Chris was standing there.
“Liz, DO NOT close that door.”
I closed it.
“LEAVE IT OPEN.”
I left it closed.
But that passive aggressive protest didn’t get me very far. You see, husband never fixed the door. His only form of protest was to refuse to fix the door. And since he knows I would never fix the door, this form of passive protest worked. He made his point.
So the next morning, I stepped back into the shower again to find the door was still broken. The first few minutes of my shower I stood there trying to get it back on the track. No matter what it wouldn’t roll smooth and it wouldn’t fully close. So I did what any woman would do – kind of like jumping up and down pushing your seatpost on the side of the road – I opened the door over and over again.
The next thing I knew, the shower door spit out a screw.
Before it went circling down the drain, I picked it up. It was a black screw, a small screw, that looked important since it came from the door. I tried opening the door and it was still broken but still functional so I put the screw down and left it ignored.

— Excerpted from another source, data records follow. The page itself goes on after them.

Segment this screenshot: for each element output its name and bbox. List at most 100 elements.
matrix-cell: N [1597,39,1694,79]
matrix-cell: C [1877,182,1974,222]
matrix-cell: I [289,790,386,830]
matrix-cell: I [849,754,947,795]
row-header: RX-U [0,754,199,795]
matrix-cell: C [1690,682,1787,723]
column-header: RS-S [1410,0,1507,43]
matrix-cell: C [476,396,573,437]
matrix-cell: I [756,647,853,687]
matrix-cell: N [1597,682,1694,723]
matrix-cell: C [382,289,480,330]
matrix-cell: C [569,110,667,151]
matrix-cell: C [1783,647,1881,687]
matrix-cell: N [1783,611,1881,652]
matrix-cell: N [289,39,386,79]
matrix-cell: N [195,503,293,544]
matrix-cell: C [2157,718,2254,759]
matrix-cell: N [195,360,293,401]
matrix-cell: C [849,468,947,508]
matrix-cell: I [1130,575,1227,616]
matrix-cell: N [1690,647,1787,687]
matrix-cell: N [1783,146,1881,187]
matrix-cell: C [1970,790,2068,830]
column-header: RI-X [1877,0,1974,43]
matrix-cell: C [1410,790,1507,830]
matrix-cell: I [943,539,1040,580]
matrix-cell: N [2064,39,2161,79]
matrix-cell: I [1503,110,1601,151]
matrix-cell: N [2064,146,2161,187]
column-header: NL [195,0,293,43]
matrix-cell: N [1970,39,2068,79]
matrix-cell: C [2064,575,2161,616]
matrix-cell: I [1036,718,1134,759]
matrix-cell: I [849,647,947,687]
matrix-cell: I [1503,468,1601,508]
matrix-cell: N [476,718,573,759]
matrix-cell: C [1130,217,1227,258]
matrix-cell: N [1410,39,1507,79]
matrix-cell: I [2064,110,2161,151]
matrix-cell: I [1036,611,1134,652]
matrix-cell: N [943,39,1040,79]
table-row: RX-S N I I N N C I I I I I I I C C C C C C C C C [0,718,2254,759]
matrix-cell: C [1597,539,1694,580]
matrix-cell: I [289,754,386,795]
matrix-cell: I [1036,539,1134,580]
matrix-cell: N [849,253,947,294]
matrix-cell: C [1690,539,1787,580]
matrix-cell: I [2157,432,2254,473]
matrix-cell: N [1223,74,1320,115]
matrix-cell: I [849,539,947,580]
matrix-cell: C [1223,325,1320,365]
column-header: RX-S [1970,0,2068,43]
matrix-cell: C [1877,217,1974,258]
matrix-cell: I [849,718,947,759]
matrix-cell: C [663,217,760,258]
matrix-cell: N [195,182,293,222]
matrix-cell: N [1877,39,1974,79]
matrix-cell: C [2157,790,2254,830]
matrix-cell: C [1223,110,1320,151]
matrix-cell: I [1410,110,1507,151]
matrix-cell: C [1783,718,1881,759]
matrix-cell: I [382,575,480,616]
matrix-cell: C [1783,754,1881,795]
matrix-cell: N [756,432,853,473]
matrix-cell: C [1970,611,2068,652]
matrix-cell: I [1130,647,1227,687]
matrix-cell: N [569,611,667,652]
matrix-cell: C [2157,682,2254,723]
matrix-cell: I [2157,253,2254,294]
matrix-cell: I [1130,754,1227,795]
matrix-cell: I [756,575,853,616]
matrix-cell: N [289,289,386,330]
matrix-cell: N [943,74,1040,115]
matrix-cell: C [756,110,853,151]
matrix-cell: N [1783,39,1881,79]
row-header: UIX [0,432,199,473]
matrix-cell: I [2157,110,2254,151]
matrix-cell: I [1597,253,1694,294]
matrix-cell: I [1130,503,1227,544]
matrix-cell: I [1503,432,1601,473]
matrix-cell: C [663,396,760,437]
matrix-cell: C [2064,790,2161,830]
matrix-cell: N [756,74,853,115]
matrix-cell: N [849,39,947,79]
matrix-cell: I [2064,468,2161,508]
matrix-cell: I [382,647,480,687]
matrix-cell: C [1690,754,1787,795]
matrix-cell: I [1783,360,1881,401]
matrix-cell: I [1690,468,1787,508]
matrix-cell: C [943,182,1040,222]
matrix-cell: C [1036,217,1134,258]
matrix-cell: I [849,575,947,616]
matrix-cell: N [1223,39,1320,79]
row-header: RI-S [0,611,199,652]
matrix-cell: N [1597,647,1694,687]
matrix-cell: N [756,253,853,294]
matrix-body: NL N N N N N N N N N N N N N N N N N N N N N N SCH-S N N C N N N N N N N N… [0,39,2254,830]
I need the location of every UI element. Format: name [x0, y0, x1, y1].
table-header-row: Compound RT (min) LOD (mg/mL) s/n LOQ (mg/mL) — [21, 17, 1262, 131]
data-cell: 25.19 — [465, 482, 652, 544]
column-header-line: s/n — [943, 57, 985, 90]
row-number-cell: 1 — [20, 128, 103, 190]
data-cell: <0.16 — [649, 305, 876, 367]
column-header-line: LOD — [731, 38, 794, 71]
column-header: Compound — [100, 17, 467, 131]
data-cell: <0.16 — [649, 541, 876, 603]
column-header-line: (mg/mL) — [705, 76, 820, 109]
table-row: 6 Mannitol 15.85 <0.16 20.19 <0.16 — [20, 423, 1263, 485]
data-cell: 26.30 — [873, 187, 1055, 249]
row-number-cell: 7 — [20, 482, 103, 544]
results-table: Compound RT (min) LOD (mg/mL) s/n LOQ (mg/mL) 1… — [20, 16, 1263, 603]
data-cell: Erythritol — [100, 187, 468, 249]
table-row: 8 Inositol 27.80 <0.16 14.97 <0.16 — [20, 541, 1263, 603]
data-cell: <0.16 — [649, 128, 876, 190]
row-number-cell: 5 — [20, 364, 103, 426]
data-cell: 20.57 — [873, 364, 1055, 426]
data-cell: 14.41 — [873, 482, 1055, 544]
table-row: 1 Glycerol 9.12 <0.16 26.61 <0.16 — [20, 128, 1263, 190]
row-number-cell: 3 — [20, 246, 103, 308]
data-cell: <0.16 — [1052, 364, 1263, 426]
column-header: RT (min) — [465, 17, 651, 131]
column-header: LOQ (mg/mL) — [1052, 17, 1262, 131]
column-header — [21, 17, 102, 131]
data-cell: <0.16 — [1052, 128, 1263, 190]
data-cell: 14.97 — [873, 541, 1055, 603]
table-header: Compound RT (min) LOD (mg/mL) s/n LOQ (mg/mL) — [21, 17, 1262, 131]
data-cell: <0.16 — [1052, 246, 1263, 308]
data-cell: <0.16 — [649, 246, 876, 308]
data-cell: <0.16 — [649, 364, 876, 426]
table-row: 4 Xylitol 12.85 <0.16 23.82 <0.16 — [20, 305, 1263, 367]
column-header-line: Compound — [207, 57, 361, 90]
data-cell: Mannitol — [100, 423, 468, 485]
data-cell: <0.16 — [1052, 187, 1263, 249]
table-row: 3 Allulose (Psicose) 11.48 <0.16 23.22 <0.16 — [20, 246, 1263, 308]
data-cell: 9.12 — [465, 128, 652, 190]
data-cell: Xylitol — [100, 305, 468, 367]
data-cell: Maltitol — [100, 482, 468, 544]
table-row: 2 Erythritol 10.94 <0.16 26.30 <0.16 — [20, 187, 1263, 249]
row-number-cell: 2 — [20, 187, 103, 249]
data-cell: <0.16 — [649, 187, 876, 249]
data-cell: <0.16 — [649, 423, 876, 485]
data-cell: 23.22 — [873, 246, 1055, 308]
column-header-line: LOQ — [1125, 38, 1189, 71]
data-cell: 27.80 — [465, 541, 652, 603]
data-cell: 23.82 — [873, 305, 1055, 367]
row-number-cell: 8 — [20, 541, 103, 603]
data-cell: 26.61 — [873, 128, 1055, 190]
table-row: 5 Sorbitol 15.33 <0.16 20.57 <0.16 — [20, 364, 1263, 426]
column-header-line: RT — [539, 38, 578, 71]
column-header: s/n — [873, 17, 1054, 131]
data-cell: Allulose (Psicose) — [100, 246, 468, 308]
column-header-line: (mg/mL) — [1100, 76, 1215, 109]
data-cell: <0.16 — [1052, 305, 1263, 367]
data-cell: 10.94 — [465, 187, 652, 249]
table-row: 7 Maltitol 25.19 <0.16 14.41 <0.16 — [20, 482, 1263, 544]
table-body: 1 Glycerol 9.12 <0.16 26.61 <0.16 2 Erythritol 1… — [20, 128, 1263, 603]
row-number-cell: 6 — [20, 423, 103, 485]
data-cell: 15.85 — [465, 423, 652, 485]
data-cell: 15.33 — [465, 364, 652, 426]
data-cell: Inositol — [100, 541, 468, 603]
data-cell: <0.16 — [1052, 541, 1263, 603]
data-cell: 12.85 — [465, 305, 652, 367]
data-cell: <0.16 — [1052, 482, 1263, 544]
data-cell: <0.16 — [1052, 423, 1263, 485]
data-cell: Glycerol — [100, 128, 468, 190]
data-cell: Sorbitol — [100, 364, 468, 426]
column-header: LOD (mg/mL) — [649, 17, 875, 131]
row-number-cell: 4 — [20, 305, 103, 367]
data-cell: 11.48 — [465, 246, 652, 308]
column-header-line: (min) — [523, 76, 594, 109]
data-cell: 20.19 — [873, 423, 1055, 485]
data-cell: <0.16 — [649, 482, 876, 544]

A few days later, it spit out a wheel. FOR CRYING OUT LOUD. I get the point already. You are broken. You beg to be fixed. And just as I said that to myself, the door collapsed off the track. Not only is the door broken now for real but it also cannot close.
THAT is what really bothered me.
I was between a rock and a broken shower door. There I was, hopeless with tools and no idea what to do with a screw other than to pick it up off the shower floor. This job screamed husband, oozed husband but I had to approach it carefully.
NEW LAW: Calling all wives – this is a law you need to know. The law of diminishing repairs. A law to be enacted when you have to approach the husband for repair. What you don’t know is that you get about two times per week you can approach the husband about something to repair. Note that if you exceed this number you will nullify the likelihood that anything will get repaired for the next month.
Sounds easy, but this is a tricky law. Because the word “repair” is strictly defined by the husband and changes from week to week. For example, some weeks you may use up all of your points asking him to inflate your tires (not that you can’t, but he just does it better). That counts as repair. Other weeks – you could ask for the tires, the garage door opener, the screen door, the backyard hose, the drawers, and he even throws in restaining the deck. It is an unpredictable law, and you’re never sure when or where he’s keeping count.
So, for this week, I believe I had already used up my repair points in aerobar replacement, seat heights, chains, tires, wheels and cleats. And when I asked for the shower door – that was the one. The one that pushed him over the edge. Hence I stood in my bathroom with a broken and open shower door.
The good thing about the law is that all you have to do is wait it out for a week. And try again. And the good news for me was that this new week was marked by the installation of a new ceiling fan. Miraculous. I go away for a weekend, come back and find a box with a new fan. Nevermind I had been moaning about the noisy fan for about a month.
The box sat there for a week. I said nothing. I knew better. Wait it out, wait it out. Sure enough, a week later, there I was with a new ceiling fan. You know how the saying goes…..strike when the iron is hot. Or when the husband is holding wrench.
So how about you fix my shower door? I say.
His eyes light up, “Oh! Yes, the shower door!” Who is this man? Who just a week ago scolded me for closing the door? He runs down the basement, grabs a few tools, and just like that the wheel, the screw are securely placed back into the shower door.
At which point I made it a point to shut the shower door closed.
Case closed, too – law of diminishing repairs, know how to use it or for that week you will definitely lose it. Or lose a screw.